A fronte di questi dati sul pericolo delle fonti fossili, il numero totale di morti premature che possono essere attribuite all’utilizzo dell’energia nucleare per scopi pacifici viene stimato in alcune migliaia, nel corso di tutti i settant’anni di storia delle centrali nucleari. Essenzialmente tutte queste morti sono conseguenza di un unico incidente, quello di Chernobyl del 1986: un incidente irripetibile oggi, semplicemente perché la centrale di Chernobyl, già del tutto obsoleta allora, fu costruita nel più totale disprezzo dei criteri di sicurezza, nel pieno della guerra fredda, e in condizioni di segretezza oggi inimmaginabili. Due altri incidenti in centrali nucleari hanno catturato l’attenzione dei media e l’immaginazione collettiva: quello di Three Mile Island, negli Stati Uniti nel 1979, e quello di Fukushima nel 2011. Nel primo caso, le vittime furono pari a zero. Nel secondo caso, anche estrapolando le previsioni ai decenni futuri, il numero totale di decessi prematuri attribuibili alle radiazioni di Fukushima non eccede le decine.

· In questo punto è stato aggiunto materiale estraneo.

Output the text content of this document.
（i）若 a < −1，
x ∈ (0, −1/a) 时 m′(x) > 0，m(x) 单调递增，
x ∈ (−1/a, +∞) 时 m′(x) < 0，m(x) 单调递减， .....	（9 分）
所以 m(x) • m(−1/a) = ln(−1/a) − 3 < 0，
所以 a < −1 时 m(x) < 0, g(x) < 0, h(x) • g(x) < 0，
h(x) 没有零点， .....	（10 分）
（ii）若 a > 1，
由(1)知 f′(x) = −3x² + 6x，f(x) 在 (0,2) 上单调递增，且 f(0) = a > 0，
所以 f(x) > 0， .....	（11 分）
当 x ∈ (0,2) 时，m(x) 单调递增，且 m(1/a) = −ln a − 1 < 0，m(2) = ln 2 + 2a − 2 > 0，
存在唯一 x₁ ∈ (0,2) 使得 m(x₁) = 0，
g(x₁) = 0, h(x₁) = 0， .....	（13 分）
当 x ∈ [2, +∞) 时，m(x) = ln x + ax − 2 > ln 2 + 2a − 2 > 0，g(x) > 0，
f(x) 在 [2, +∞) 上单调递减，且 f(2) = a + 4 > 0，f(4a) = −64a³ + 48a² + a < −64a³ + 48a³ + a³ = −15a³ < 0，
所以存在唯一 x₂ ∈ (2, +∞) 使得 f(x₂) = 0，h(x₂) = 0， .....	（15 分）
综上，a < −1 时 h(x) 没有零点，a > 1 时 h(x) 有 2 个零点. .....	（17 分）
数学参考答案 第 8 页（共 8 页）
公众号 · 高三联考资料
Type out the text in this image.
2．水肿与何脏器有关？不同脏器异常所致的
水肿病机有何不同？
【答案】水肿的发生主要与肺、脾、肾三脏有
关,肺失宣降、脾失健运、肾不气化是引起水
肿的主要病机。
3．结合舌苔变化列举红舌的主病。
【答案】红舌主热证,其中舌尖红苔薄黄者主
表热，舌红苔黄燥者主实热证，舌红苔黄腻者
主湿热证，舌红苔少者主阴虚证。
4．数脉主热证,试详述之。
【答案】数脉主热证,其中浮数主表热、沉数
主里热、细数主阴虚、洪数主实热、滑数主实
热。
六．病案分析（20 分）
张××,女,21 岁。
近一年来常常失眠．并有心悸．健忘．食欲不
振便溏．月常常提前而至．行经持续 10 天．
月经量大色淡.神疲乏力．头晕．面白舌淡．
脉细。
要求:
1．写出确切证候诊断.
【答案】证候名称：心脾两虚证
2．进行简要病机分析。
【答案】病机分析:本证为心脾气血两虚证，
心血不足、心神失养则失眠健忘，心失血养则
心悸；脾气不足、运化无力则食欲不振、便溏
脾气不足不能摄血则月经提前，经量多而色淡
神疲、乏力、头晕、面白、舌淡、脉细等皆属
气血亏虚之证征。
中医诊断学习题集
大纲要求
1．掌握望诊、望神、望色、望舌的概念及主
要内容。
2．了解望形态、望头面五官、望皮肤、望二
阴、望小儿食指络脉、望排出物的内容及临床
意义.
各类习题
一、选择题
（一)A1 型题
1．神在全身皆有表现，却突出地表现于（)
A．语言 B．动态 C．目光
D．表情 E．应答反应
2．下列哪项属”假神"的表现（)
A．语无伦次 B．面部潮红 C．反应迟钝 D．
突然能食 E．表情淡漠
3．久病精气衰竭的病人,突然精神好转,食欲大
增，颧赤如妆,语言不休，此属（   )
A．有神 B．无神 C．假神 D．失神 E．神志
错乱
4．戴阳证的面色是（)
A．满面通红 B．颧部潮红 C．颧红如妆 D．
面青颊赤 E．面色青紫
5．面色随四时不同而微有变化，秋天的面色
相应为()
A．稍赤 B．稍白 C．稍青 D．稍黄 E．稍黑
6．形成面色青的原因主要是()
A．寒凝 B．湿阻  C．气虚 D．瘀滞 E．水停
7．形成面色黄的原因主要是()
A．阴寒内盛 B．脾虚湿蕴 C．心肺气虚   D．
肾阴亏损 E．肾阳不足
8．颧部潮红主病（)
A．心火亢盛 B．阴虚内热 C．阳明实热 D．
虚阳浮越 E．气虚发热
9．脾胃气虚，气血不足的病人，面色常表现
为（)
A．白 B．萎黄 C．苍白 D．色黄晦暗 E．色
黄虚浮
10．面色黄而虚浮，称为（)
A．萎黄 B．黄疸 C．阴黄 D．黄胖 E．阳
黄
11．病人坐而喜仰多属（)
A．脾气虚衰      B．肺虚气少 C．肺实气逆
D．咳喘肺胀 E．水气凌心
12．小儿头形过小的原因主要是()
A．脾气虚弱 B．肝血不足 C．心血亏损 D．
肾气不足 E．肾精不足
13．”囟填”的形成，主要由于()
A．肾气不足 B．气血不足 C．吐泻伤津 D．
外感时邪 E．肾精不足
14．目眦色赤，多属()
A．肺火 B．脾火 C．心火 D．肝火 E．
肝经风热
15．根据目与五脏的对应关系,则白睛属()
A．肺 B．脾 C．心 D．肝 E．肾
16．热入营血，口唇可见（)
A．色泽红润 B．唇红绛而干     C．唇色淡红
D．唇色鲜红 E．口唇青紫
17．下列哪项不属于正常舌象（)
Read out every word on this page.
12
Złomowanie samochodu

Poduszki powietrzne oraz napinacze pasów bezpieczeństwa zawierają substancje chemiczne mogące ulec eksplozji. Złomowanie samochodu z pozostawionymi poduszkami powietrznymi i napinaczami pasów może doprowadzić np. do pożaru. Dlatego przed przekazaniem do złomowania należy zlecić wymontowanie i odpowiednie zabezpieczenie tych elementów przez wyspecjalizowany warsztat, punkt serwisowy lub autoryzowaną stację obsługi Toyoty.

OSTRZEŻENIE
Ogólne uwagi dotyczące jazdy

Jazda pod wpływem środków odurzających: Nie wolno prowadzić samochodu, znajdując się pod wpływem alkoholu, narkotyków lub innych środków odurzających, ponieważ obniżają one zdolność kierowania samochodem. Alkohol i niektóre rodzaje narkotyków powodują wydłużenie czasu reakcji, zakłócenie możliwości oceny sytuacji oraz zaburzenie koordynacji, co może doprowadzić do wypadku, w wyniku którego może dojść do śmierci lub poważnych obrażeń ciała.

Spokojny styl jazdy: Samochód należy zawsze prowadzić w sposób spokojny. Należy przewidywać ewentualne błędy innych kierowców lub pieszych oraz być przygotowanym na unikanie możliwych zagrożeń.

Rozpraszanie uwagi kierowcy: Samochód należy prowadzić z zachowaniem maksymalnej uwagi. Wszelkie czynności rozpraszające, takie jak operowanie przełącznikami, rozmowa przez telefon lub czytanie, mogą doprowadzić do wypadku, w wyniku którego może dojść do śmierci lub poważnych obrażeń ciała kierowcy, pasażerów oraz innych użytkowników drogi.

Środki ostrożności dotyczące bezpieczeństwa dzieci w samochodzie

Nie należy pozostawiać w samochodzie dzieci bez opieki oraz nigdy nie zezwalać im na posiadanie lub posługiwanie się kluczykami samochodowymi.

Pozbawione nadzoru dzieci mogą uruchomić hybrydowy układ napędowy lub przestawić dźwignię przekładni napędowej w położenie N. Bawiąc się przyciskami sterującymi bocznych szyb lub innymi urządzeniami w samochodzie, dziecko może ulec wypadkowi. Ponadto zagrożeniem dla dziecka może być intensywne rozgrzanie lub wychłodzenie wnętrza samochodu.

Si dirà (e si dice) che l’uso dell’energia nucleare da fissione ci lascia in eredità il problema "insolubile" delle scorie radioattive, che restano pericolose, e devono essere custodite, per tempi geologici. In realtà, soluzioni sicure e ragionevoli per questo problema sono note da molto tempo, purché si adotti una definizione ragionevole di pericolo. La radioattività, infatti, è caratterizzata dal fatto che le sostanze più pericolose rimangono attive solo per tempi brevi, mentre le sostanze che sopravvivono più a lungo hanno una attività ridotta. I depositi geologici costruiti per la custodia a lungo termine delle scorie radioattive (come quello da poco completato in Finlandia a Onkalo) sono progettati per rimanere intatti per millenni, ma già dopo qualche secolo il livello di pericolo è fortemente ridotto. Per fare un esempio, se un deposito permanente di scorie, dopo tre secoli, disperdesse l’un per cento del suo contenuto nell’ambiente, non farebbe che restituire una quantità di radioattività pari a quella dell’uranio originariamente estratto dalle miniere per usarlo come combustibile.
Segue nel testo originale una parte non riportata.